- New deep learning based system can show individuals mirroring the moves of their favorite dance stars.
- The algorithm doesn’t require any expensive 3D or motion capture data to generate high-quality videos.
Artificial Intelligence (AI) is changing everything: from the way we interact with electronic devices to the space exploration. It has become an essential part of the technology industries and there is no going back.
Recently, researches at the University of California presented a deep learning based algorithm that can transfer motions of a person dancing from one video to another, making any target (amateur) look like a professional dancer.
The algorithm follows a simple approach: ‘do as I do’. It takes a few minutes to transfer motions to the target subject performing standard moves.

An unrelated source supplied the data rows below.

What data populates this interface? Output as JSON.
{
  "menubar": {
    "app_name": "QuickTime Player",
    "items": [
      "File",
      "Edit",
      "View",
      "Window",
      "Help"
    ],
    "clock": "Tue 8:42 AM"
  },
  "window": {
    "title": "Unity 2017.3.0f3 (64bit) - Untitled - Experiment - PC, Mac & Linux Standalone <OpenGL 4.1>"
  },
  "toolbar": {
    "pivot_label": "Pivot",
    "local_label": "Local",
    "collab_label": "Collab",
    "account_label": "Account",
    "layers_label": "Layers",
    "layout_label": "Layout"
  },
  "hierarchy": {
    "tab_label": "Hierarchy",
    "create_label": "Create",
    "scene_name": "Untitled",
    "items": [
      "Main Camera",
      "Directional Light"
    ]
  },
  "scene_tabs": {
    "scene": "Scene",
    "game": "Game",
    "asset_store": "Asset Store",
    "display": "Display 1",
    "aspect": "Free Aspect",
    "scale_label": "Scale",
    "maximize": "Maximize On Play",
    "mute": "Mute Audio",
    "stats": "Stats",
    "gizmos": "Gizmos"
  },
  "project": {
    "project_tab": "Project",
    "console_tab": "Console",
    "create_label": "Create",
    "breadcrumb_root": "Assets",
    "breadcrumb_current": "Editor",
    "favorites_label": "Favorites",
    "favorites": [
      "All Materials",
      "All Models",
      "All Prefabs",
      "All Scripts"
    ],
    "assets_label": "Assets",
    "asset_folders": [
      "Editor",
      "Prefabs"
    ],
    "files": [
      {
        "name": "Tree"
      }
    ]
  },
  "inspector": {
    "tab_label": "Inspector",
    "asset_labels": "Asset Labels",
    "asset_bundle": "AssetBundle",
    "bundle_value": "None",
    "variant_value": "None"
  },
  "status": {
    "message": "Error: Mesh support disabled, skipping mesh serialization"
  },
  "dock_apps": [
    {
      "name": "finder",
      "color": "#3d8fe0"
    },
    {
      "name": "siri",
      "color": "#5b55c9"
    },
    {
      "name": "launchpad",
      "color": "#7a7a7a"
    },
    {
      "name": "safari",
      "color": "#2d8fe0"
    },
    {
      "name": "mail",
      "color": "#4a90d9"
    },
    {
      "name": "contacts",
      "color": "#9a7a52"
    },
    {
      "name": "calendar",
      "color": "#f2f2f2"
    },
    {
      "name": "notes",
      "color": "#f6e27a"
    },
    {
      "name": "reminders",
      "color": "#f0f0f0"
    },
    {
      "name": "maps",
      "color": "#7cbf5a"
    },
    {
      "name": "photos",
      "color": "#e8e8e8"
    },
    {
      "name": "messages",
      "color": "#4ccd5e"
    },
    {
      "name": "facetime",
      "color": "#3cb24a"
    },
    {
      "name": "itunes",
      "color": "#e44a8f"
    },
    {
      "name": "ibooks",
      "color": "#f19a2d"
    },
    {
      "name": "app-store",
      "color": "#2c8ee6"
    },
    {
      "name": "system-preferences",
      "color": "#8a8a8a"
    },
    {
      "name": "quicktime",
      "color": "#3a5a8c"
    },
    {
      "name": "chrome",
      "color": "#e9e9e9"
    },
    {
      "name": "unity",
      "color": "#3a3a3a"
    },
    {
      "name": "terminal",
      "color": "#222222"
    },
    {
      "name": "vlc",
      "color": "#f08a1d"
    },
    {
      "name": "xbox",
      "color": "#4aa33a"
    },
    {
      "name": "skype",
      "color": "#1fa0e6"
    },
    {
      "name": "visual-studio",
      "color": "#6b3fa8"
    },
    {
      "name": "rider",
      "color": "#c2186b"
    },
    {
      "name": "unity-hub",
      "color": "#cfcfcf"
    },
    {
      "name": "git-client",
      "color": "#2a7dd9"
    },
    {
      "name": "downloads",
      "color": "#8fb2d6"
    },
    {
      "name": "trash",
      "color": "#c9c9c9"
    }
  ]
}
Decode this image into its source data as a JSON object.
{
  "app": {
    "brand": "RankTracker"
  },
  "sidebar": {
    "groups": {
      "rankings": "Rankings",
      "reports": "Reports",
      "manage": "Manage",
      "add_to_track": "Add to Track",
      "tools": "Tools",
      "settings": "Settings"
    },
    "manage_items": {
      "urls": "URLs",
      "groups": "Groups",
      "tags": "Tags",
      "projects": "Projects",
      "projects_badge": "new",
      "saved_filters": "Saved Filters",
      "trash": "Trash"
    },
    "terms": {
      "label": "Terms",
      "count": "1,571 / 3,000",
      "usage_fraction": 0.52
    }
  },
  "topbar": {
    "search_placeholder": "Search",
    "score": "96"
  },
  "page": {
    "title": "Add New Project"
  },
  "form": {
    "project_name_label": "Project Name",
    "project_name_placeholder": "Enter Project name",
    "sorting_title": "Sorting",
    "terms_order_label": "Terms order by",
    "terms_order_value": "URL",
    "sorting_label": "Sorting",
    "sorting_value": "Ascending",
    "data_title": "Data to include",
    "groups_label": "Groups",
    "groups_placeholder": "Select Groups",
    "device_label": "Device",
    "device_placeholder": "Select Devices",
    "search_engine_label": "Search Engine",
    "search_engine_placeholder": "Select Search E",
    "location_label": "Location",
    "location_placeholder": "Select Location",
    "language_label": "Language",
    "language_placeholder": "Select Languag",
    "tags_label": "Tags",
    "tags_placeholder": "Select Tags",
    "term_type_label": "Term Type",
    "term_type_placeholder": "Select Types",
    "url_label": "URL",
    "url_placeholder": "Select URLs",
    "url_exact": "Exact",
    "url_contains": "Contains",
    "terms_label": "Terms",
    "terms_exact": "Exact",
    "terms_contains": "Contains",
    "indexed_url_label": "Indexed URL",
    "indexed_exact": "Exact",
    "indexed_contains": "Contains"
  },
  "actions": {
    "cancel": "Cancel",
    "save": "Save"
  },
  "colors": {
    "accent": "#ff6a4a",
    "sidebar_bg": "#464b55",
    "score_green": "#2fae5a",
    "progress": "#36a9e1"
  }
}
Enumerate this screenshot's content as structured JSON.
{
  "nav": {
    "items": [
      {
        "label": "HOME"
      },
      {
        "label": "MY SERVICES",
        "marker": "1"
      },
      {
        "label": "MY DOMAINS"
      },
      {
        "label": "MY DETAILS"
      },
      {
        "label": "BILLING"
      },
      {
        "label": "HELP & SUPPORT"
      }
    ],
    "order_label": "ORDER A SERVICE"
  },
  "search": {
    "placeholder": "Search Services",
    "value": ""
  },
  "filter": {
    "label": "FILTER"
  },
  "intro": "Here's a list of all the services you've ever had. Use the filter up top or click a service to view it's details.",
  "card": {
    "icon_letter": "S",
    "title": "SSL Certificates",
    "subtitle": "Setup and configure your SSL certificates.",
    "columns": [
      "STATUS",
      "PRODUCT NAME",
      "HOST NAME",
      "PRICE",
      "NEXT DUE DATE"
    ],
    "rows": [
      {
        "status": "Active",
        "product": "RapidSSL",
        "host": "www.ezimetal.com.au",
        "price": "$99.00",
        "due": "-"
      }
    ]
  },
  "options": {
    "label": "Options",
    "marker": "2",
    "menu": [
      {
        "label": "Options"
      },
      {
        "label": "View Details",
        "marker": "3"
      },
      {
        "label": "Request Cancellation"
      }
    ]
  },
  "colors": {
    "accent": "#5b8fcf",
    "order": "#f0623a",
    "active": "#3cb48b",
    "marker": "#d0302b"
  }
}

So get excited because now you can turn yourself into a world-class ballerina or a pop star like Michael Jackson.
How Does It Work?
To perform frame-by-frame motion transfer between 2 video subjects, developers mapped pictures of the 2 individuals (source and target). They found that keypoint-based pose — encodes body position without capturing appearance — can be used as an intermediate representation between these 2 subjects.
Therefore, they designed the intermediate representation that looks like pose stick figures. Then, they obtained pose sticks of each frame for the target video, using a supervised algorithm.
To transfer motion from source to target, they fed pose stick figures to the trained model. This gave them target pictures in the same pose as the source. They further merged these 2 modules to enhance the result quality.
Overall, the task is divided into three stages:
- Pose detection
- Global pose normalization
- Mapping pose stick figures to the target
To obtain temporally smooth results, they combined the data of the current frame’s pose stick figure with the previously synthesized frame. This allowed them to significantly reduced jittering in outputs. For lower frame-rate videos, they performed median smoothing, whereas, for higher frame-rate videos (120 fps), they used Gaussian smoothing of the key points over time,
Moreover, for approximating generative models or producing high-quality images with sharp details, Generative Adversarial Networks have been added.
The conditional generative adversarial networks are trained on videos of amateur dancers performing a variety of poses captured at 120fps. Each subject contributed at least 20 minutes of video.
Developers used NVIDIA GeForce GTX 1080 Ti and TITAN Xp GPUs with PyTorch accelerated by CUDA deep learning framework for both inference and training. The image translation algorithm is based on the pix2pixHD architecture designed by NVIDIA.
The algorithm is capable of generating videos where motions are transferred between a wide range of video subjects, without requiring any expensive 3D or motion capture data.
However, the system isn’t perfect yet. Although it’s integrated with temporal coherence and pre-smoothing key points, the outcomes often suffer from jittering. Errors mostly arise in the cases when the speed of motion doesn’t match the movements observed at training time.
To eliminate these issues, researchers are currently working on different pose estimation techniques that are well-optimized for motion transfer.